Investigadores del Museo Británico han realizado un descubrimiento que podría cambiar la percepción sobre una de las narrativas más emblemáticas de la historia humana: la ubicación del arca de Noé. Este hallazgo ha surgido tras el análisis de una antigua tablilla babilónica conocida como el «Imago Mundi», que se considera un tesoro arqueológico y el mapa más antiguo del mundo. Este objeto, que data de casi 3.000 años, no solo proporciona una representación geográfica de la antigua civilización babilónica, sino que también refleja su cosmovisión y creencias religiosas.
El «Imago Mundi» es un documento fascinante que presenta un rico compendio de conocimientos geográficos y mitológicos de la época. En su reverso, los investigadores han encontrado inscripciones en escritura cuneiforme que aluden a la historia de Noé, un relato que tiene paralelismos notables con la leyenda babilónica de Utnapishtim. Según esta versión, el dios Ea envió un diluvio catastrófico que aniquiló a la humanidad, salvo a Utnapishtim y su familia, quienes construyeron un arca para preservar la vida terrestre. Este relato babilónico, que comparte elementos esenciales con la historia bíblica, subraya la interconexión entre las tradiciones culturales de la región.
Uno de los términos claves hallados en la tablilla es «parsiktu», que se refiere específicamente a la embarcación que sobrevivió al diluvio. Este descubrimiento es significativo, ya que indica que las antiguas civilizaciones de Mesopotamia no solo compartían historias similares, sino que también poseían un conocimiento detallado sobre la construcción y las características del arca. Los expertos del Museo Británico han indicado que el mapa no solo ilustra el recorrido hacia «Urartu», sino que también contiene instrucciones que podrían guiar a los exploradores hacia lo que se cree es el lugar de desembarco del arca gigantesca.
La ubicación de Urartu es de suma importancia, dado que se corresponde con «Ararat», la montaña mencionada en el Génesis, donde según la narrativa bíblica, el arca de Noé reposó tras las aguas del diluvio. Esta identificación abre un nuevo capítulo en la búsqueda arqueológica, sugiriendo que quienes se aventuraran por ese camino podrían, teóricamente, encontrar los restos de la famosa embarcación, descritos por muchos como «las costillas de madera» de un navío histórico.

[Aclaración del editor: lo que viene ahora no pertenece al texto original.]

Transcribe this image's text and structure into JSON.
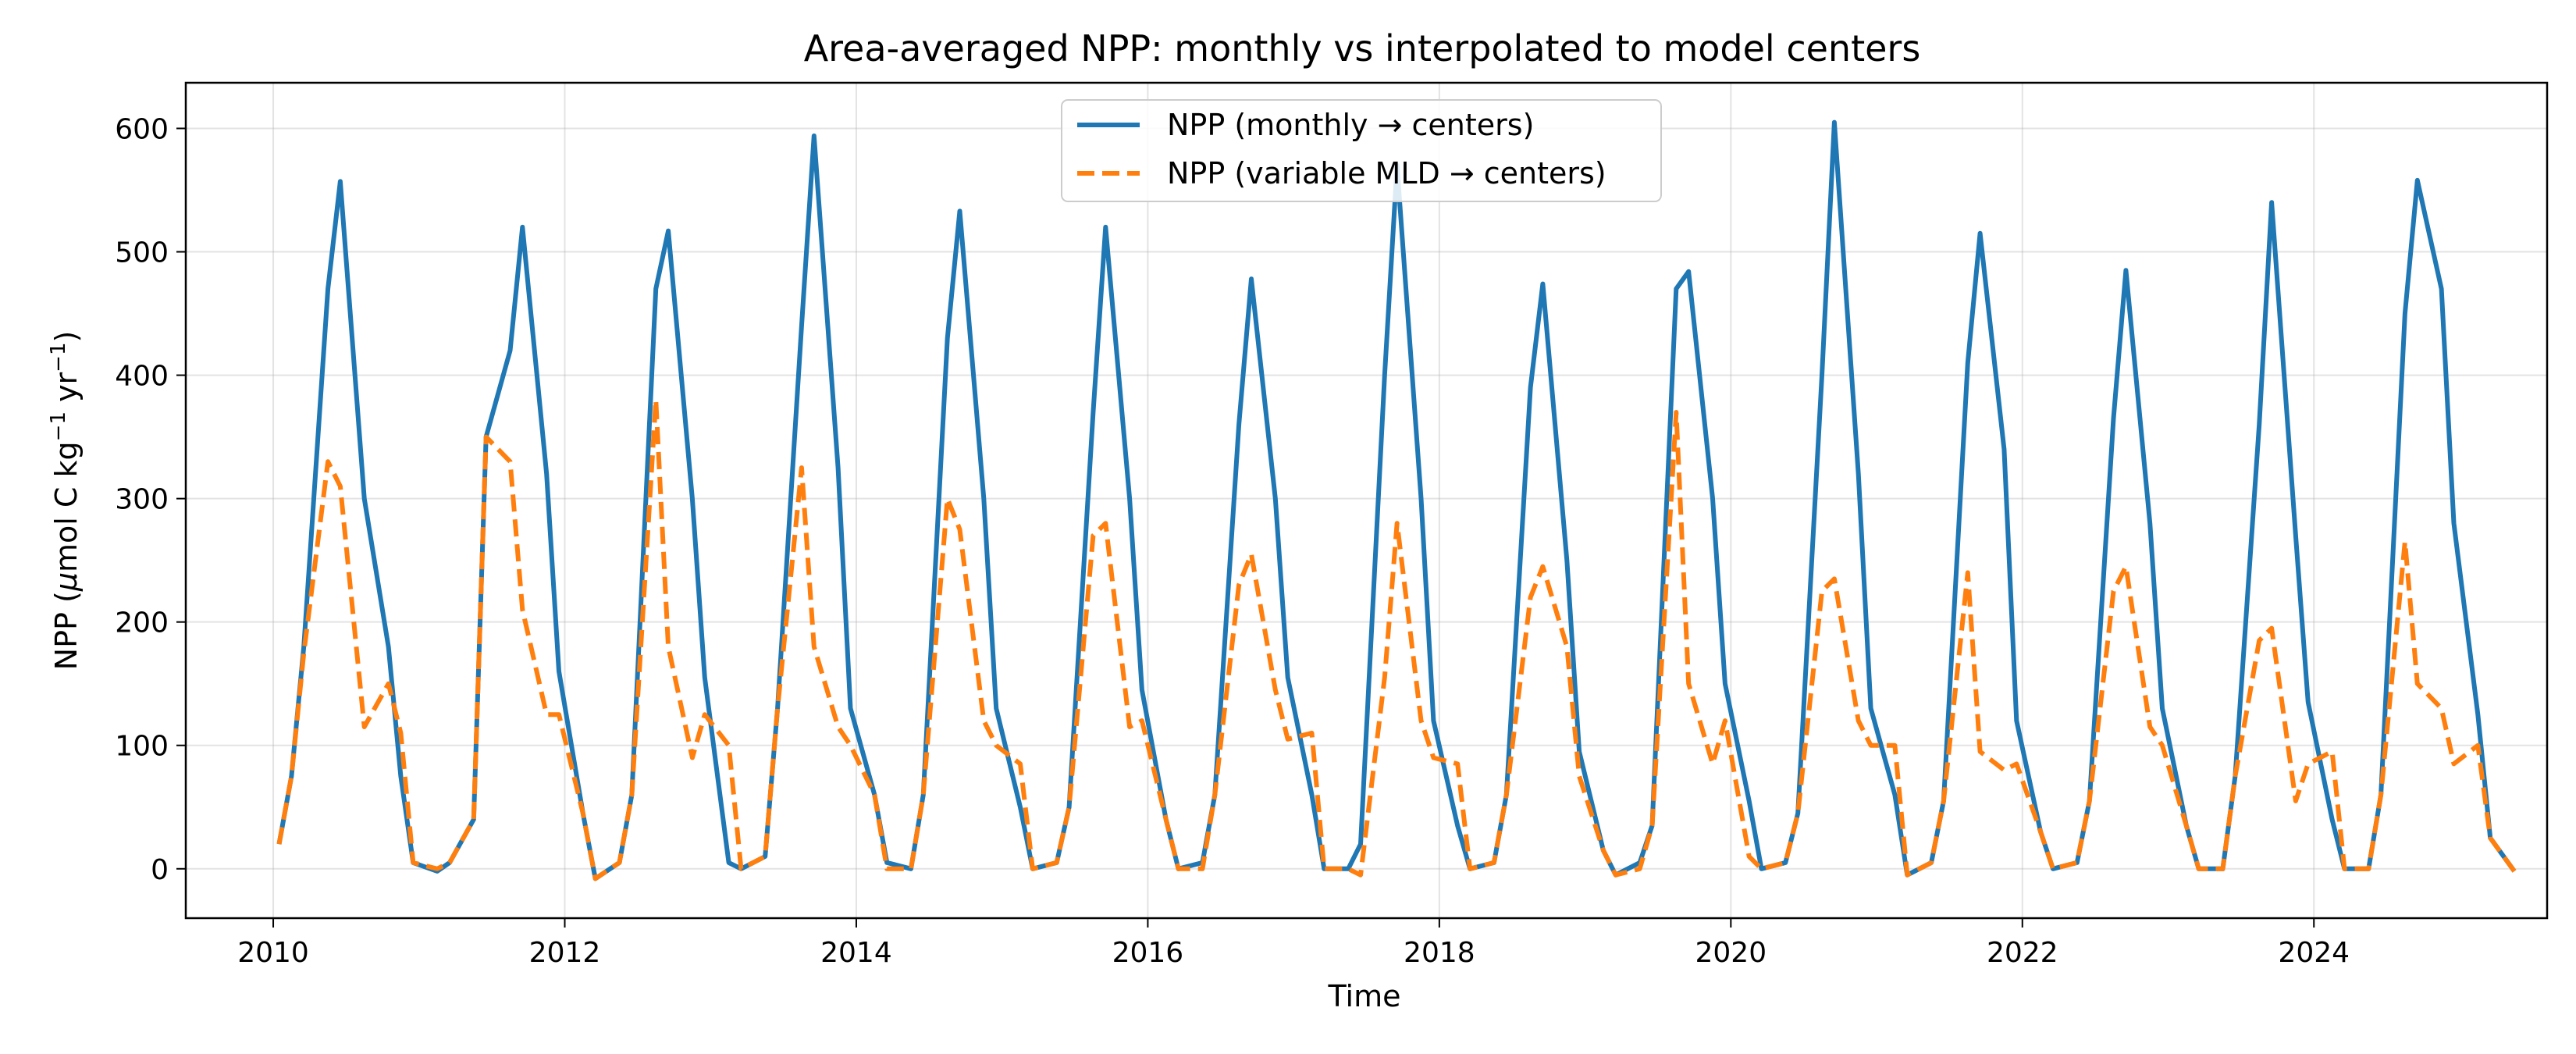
{
  "chart_data": {
    "type": "line",
    "title": "Area-averaged NPP: monthly vs interpolated to model centers",
    "xlabel": "Time",
    "ylabel_parts": [
      "NPP (",
      "μ",
      "mol C kg",
      "−1",
      " yr",
      "−1",
      ")"
    ],
    "xlim": [
      2009.4,
      2025.6
    ],
    "ylim": [
      -40,
      637
    ],
    "xticks": [
      2010,
      2012,
      2014,
      2016,
      2018,
      2020,
      2022,
      2024
    ],
    "yticks": [
      0,
      100,
      200,
      300,
      400,
      500,
      600
    ],
    "grid": true,
    "legend_position": "top-center",
    "series": [
      {
        "name": "NPP (monthly → centers)",
        "color": "#1f77b4",
        "style": "solid",
        "points": [
          [
            2010.04,
            20
          ],
          [
            2010.125,
            75
          ],
          [
            2010.21,
            180
          ],
          [
            2010.375,
            470
          ],
          [
            2010.46,
            557
          ],
          [
            2010.625,
            300
          ],
          [
            2010.79,
            180
          ],
          [
            2010.875,
            75
          ],
          [
            2010.96,
            5
          ],
          [
            2011.125,
            -2
          ],
          [
            2011.21,
            5
          ],
          [
            2011.375,
            40
          ],
          [
            2011.46,
            350
          ],
          [
            2011.625,
            420
          ],
          [
            2011.71,
            520
          ],
          [
            2011.875,
            320
          ],
          [
            2011.96,
            160
          ],
          [
            2012.125,
            45
          ],
          [
            2012.21,
            -8
          ],
          [
            2012.375,
            5
          ],
          [
            2012.46,
            60
          ],
          [
            2012.625,
            470
          ],
          [
            2012.71,
            517
          ],
          [
            2012.875,
            300
          ],
          [
            2012.96,
            155
          ],
          [
            2013.125,
            5
          ],
          [
            2013.21,
            0
          ],
          [
            2013.375,
            10
          ],
          [
            2013.46,
            130
          ],
          [
            2013.625,
            440
          ],
          [
            2013.71,
            594
          ],
          [
            2013.875,
            325
          ],
          [
            2013.96,
            130
          ],
          [
            2014.125,
            60
          ],
          [
            2014.21,
            5
          ],
          [
            2014.375,
            0
          ],
          [
            2014.46,
            60
          ],
          [
            2014.625,
            430
          ],
          [
            2014.71,
            533
          ],
          [
            2014.875,
            300
          ],
          [
            2014.96,
            130
          ],
          [
            2015.125,
            50
          ],
          [
            2015.21,
            0
          ],
          [
            2015.375,
            5
          ],
          [
            2015.46,
            50
          ],
          [
            2015.625,
            370
          ],
          [
            2015.71,
            520
          ],
          [
            2015.875,
            300
          ],
          [
            2015.96,
            145
          ],
          [
            2016.125,
            40
          ],
          [
            2016.21,
            0
          ],
          [
            2016.375,
            5
          ],
          [
            2016.46,
            60
          ],
          [
            2016.625,
            360
          ],
          [
            2016.71,
            478
          ],
          [
            2016.875,
            300
          ],
          [
            2016.96,
            155
          ],
          [
            2017.125,
            60
          ],
          [
            2017.21,
            0
          ],
          [
            2017.375,
            0
          ],
          [
            2017.46,
            20
          ],
          [
            2017.625,
            400
          ],
          [
            2017.71,
            570
          ],
          [
            2017.875,
            300
          ],
          [
            2017.96,
            120
          ],
          [
            2018.125,
            35
          ],
          [
            2018.21,
            0
          ],
          [
            2018.375,
            5
          ],
          [
            2018.46,
            60
          ],
          [
            2018.625,
            390
          ],
          [
            2018.71,
            474
          ],
          [
            2018.875,
            250
          ],
          [
            2018.96,
            95
          ],
          [
            2019.125,
            15
          ],
          [
            2019.21,
            -5
          ],
          [
            2019.375,
            5
          ],
          [
            2019.46,
            35
          ],
          [
            2019.625,
            470
          ],
          [
            2019.71,
            484
          ],
          [
            2019.875,
            300
          ],
          [
            2019.96,
            150
          ],
          [
            2020.125,
            55
          ],
          [
            2020.21,
            0
          ],
          [
            2020.375,
            5
          ],
          [
            2020.46,
            45
          ],
          [
            2020.625,
            400
          ],
          [
            2020.71,
            605
          ],
          [
            2020.875,
            320
          ],
          [
            2020.96,
            130
          ],
          [
            2021.125,
            60
          ],
          [
            2021.21,
            -5
          ],
          [
            2021.375,
            5
          ],
          [
            2021.46,
            55
          ],
          [
            2021.625,
            410
          ],
          [
            2021.71,
            515
          ],
          [
            2021.875,
            340
          ],
          [
            2021.96,
            120
          ],
          [
            2022.125,
            30
          ],
          [
            2022.21,
            0
          ],
          [
            2022.375,
            5
          ],
          [
            2022.46,
            55
          ],
          [
            2022.625,
            365
          ],
          [
            2022.71,
            485
          ],
          [
            2022.875,
            280
          ],
          [
            2022.96,
            130
          ],
          [
            2023.125,
            35
          ],
          [
            2023.21,
            0
          ],
          [
            2023.375,
            0
          ],
          [
            2023.46,
            75
          ],
          [
            2023.625,
            360
          ],
          [
            2023.71,
            540
          ],
          [
            2023.875,
            270
          ],
          [
            2023.96,
            135
          ],
          [
            2024.125,
            40
          ],
          [
            2024.21,
            0
          ],
          [
            2024.375,
            0
          ],
          [
            2024.46,
            60
          ],
          [
            2024.625,
            450
          ],
          [
            2024.71,
            558
          ],
          [
            2024.875,
            470
          ],
          [
            2024.96,
            280
          ],
          [
            2025.125,
            125
          ],
          [
            2025.21,
            25
          ],
          [
            2025.375,
            -2
          ]
        ]
      },
      {
        "name": "NPP (variable MLD → centers)",
        "color": "#ff7f0e",
        "style": "dashed",
        "points": [
          [
            2010.04,
            20
          ],
          [
            2010.125,
            75
          ],
          [
            2010.21,
            175
          ],
          [
            2010.375,
            330
          ],
          [
            2010.46,
            310
          ],
          [
            2010.625,
            115
          ],
          [
            2010.79,
            150
          ],
          [
            2010.875,
            110
          ],
          [
            2010.96,
            5
          ],
          [
            2011.125,
            0
          ],
          [
            2011.21,
            5
          ],
          [
            2011.375,
            40
          ],
          [
            2011.46,
            350
          ],
          [
            2011.625,
            330
          ],
          [
            2011.71,
            210
          ],
          [
            2011.875,
            125
          ],
          [
            2011.96,
            125
          ],
          [
            2012.125,
            45
          ],
          [
            2012.21,
            -8
          ],
          [
            2012.375,
            5
          ],
          [
            2012.46,
            60
          ],
          [
            2012.625,
            380
          ],
          [
            2012.71,
            180
          ],
          [
            2012.875,
            90
          ],
          [
            2012.96,
            125
          ],
          [
            2013.125,
            100
          ],
          [
            2013.21,
            0
          ],
          [
            2013.375,
            10
          ],
          [
            2013.46,
            130
          ],
          [
            2013.625,
            325
          ],
          [
            2013.71,
            180
          ],
          [
            2013.875,
            115
          ],
          [
            2013.96,
            100
          ],
          [
            2014.125,
            60
          ],
          [
            2014.21,
            0
          ],
          [
            2014.375,
            0
          ],
          [
            2014.46,
            60
          ],
          [
            2014.625,
            300
          ],
          [
            2014.71,
            275
          ],
          [
            2014.875,
            120
          ],
          [
            2014.96,
            100
          ],
          [
            2015.125,
            85
          ],
          [
            2015.21,
            0
          ],
          [
            2015.375,
            5
          ],
          [
            2015.46,
            50
          ],
          [
            2015.625,
            270
          ],
          [
            2015.71,
            280
          ],
          [
            2015.875,
            115
          ],
          [
            2015.96,
            120
          ],
          [
            2016.125,
            40
          ],
          [
            2016.21,
            0
          ],
          [
            2016.375,
            0
          ],
          [
            2016.46,
            60
          ],
          [
            2016.625,
            230
          ],
          [
            2016.71,
            255
          ],
          [
            2016.875,
            145
          ],
          [
            2016.96,
            105
          ],
          [
            2017.125,
            110
          ],
          [
            2017.21,
            0
          ],
          [
            2017.375,
            0
          ],
          [
            2017.46,
            -5
          ],
          [
            2017.625,
            155
          ],
          [
            2017.71,
            280
          ],
          [
            2017.875,
            120
          ],
          [
            2017.96,
            90
          ],
          [
            2018.125,
            85
          ],
          [
            2018.21,
            0
          ],
          [
            2018.375,
            5
          ],
          [
            2018.46,
            60
          ],
          [
            2018.625,
            220
          ],
          [
            2018.71,
            245
          ],
          [
            2018.875,
            180
          ],
          [
            2018.96,
            75
          ],
          [
            2019.125,
            15
          ],
          [
            2019.21,
            -5
          ],
          [
            2019.375,
            0
          ],
          [
            2019.46,
            35
          ],
          [
            2019.625,
            370
          ],
          [
            2019.71,
            150
          ],
          [
            2019.875,
            85
          ],
          [
            2019.96,
            120
          ],
          [
            2020.125,
            10
          ],
          [
            2020.21,
            0
          ],
          [
            2020.375,
            5
          ],
          [
            2020.46,
            45
          ],
          [
            2020.625,
            225
          ],
          [
            2020.71,
            235
          ],
          [
            2020.875,
            120
          ],
          [
            2020.96,
            100
          ],
          [
            2021.125,
            100
          ],
          [
            2021.21,
            -5
          ],
          [
            2021.375,
            5
          ],
          [
            2021.46,
            55
          ],
          [
            2021.625,
            240
          ],
          [
            2021.71,
            95
          ],
          [
            2021.875,
            80
          ],
          [
            2021.96,
            85
          ],
          [
            2022.125,
            30
          ],
          [
            2022.21,
            0
          ],
          [
            2022.375,
            5
          ],
          [
            2022.46,
            55
          ],
          [
            2022.625,
            225
          ],
          [
            2022.71,
            245
          ],
          [
            2022.875,
            115
          ],
          [
            2022.96,
            100
          ],
          [
            2023.125,
            35
          ],
          [
            2023.21,
            0
          ],
          [
            2023.375,
            0
          ],
          [
            2023.46,
            75
          ],
          [
            2023.625,
            185
          ],
          [
            2023.71,
            195
          ],
          [
            2023.875,
            55
          ],
          [
            2023.96,
            85
          ],
          [
            2024.125,
            95
          ],
          [
            2024.21,
            0
          ],
          [
            2024.375,
            0
          ],
          [
            2024.46,
            60
          ],
          [
            2024.625,
            265
          ],
          [
            2024.71,
            150
          ],
          [
            2024.875,
            130
          ],
          [
            2024.96,
            85
          ],
          [
            2025.125,
            100
          ],
          [
            2025.21,
            25
          ],
          [
            2025.375,
            -2
          ]
        ]
      }
    ]
  }
}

A lo largo de los años, la creencia de que el arca de Noé se encuentra en el monte Ararat ha suscitado un intenso debate entre científicos, arqueólogos, y teólogos. Algunos argumentan que las formaciones rocosas de la montaña podrían ser el resultado de procesos naturales, mientras que otros defienden que su origen es de naturaleza divina. Este debate se intensifica con las afirmaciones de algunos creacionistas, como el doctor Andrew Snelling de la Universidad de Sídney, quien sostiene que la formación de Ararat no pudo haber ocurrido antes de que las aguas del diluvio se retiraran, lo que plantea serias dudas sobre su identificación como el lugar de descanso del arca.
A pesar de la controversia que rodea la interpretación literal de la historia del arca de Noé, el misterio persiste. La investigación actual abre nuevas vías para el estudio de los relatos antiguos y su impacto en la cultura moderna. La intersección entre la arqueología, la historia y la mitología presentada en este descubrimiento resalta la riqueza del legado cultural de las civilizaciones antiguas y su capacidad para influir en la comprensión contemporánea del pasado. Así, los esfuerzos de los investigadores del Museo Británico no solo buscan desentrañar un capítulo de la historia humana, sino también ofrecer un nuevo entendimiento de cómo las narrativas compartidas han moldeado la identidad cultural a lo largo de los milenios.